モデルや女優として働くなら、これは欠かせない。
「……ひどい顔」
洗面所の鏡に写る私の顔からは、生気を感じなかった。
肌の状態はともかく、そもそも顔色があまりよろしくない。
メイクで血色をよく見せているから、周りの人たちには気づかれていない……はず。
「でも、純太郎は気づいてたよね」
あの心配そうな顔。
間違いなく純太郎は私の体調を見抜いていた。
少しずつ、私は今の生活に慣れてきている気がする。
撮影が始まったばかりのときは辛くて仕方がなかったけど、ようやくこの生活リズムを体が覚えてくれた。

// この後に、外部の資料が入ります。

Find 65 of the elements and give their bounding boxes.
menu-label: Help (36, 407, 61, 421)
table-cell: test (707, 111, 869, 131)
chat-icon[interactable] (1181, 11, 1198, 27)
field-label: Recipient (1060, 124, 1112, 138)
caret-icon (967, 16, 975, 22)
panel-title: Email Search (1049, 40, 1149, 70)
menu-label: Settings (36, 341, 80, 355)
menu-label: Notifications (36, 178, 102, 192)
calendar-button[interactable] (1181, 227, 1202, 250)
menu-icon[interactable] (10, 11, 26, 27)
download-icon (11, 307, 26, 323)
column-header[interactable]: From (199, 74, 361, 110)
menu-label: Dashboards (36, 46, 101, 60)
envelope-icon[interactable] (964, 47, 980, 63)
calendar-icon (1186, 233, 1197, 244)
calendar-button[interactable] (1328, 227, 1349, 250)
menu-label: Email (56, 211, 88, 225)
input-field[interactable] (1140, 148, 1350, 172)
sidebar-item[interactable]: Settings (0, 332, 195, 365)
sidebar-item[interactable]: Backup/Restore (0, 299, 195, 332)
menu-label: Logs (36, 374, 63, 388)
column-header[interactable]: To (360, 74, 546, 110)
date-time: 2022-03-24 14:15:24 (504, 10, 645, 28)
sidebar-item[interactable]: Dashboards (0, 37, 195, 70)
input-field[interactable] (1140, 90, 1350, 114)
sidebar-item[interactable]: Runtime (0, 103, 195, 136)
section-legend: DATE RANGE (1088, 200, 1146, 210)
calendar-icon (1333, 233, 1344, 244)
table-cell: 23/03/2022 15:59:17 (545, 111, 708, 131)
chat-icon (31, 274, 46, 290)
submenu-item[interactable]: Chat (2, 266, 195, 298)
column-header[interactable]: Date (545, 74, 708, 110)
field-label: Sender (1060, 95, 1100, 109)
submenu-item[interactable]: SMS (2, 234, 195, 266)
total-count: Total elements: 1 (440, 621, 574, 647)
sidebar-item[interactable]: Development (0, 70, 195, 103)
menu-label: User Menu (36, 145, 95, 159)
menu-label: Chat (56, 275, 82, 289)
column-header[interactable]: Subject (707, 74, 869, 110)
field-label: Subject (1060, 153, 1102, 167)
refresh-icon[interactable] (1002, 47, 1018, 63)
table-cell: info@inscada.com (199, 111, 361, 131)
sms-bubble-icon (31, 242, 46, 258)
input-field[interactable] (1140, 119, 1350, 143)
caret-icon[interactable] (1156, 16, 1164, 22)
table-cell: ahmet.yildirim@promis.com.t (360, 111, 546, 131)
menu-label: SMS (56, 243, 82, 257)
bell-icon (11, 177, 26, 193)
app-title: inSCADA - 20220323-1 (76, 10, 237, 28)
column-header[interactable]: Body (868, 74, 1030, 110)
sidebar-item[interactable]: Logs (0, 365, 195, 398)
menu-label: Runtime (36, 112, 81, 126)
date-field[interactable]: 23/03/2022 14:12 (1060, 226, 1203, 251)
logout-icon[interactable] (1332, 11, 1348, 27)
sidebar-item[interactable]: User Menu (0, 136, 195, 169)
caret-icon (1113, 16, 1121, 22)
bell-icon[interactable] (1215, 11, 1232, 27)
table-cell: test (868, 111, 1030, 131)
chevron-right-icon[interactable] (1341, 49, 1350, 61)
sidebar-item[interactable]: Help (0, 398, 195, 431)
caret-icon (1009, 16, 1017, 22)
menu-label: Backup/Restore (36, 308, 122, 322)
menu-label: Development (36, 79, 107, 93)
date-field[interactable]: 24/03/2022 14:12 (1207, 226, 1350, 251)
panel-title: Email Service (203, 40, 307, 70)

最初からこういう生活ができたなら、こんなに疲労が溜まることもなかっただろう。
――――この疲れさえ取れれば……。
そんな考えを、私は頬を叩いて追い出した。
ドラマ撮影が終われば、ゆっくり休めるのだ。
溜まった疲れがなんだ。弱音なんて吐いてないで、次の仕事に活かせるよう考えろ。
何度も何度も、自分にそう言い聞かせる。
やるべきことからやっていこう。
私はシャワーで汗を流し、スキンケアと歯磨きを済ませてから、自室へ戻った。
このままベッドに飛び込みたい。
そう思いながらも、私はデスクにつく。
鞄から取り出したのは、明日収録する予定の台本だ。
キャストの人たちは、みんな役者を本業としている。
私が中途半端な仕事をして、足を引っ張るわけにはいかない。
すでに覚えている台本を、何度も見返して頭に叩き込んでいく。
演技力も、現場での対応力も、まだまだ周りと比べることすらおこがましいレベルだ。
ならばせめて、台本だけは完璧にしなければ。
「……ふぅ」
最後のセリフを読み上げ、私は台本を閉じる。
時刻は深夜一時を回っていた。
もう寝なければ。明日は朝から撮影するため、五時には家を出なければならない。
できることは、すべてやったはず。
収録はあと二話分しかない。
そう考えれば、ゴールが見えている分、些か気持ちが楽になる。
「終わったら……純太郎とデートか」
約束を思い出すと、心がドキドキして、じんわりと温かくなる。
純太郎は、いつだって私に元気をくれる。
彼と過ごすことをご褒美にすれば、どんなに大変な仕事でも頑張れる。
「デート、何着てこうかな」
早く寝たほうがいいのに、私はおもむろにクローゼットを漁り始めてしまった。
どうせ大して寝られないのだ。
今更少し寝るのが遅くなったところで、何も変わらない。
それよりも、純太郎とのデートを妄想して、自分の心を奮い立たせるほうが重要だ。
――――今頃、純太郎はコーヒーを淹れる練習でもしているのだろうか。しているんだろうな、きっと。
服を選びながらも、頭では彼のことを考えている。
考えるまでもなく、私は純太郎のことが好きだ。
私の気持ちを尊重して、寄り添ってくれるところ。
夢に向かって日々努力しているところ。
苦しいときに、いつも必ず褒めてくれるところ。
あんな理想的な人、他にいない。
「絶対に振り向かせるよ、純太郎……」
姿見に写った自分に、私はそう宣言した。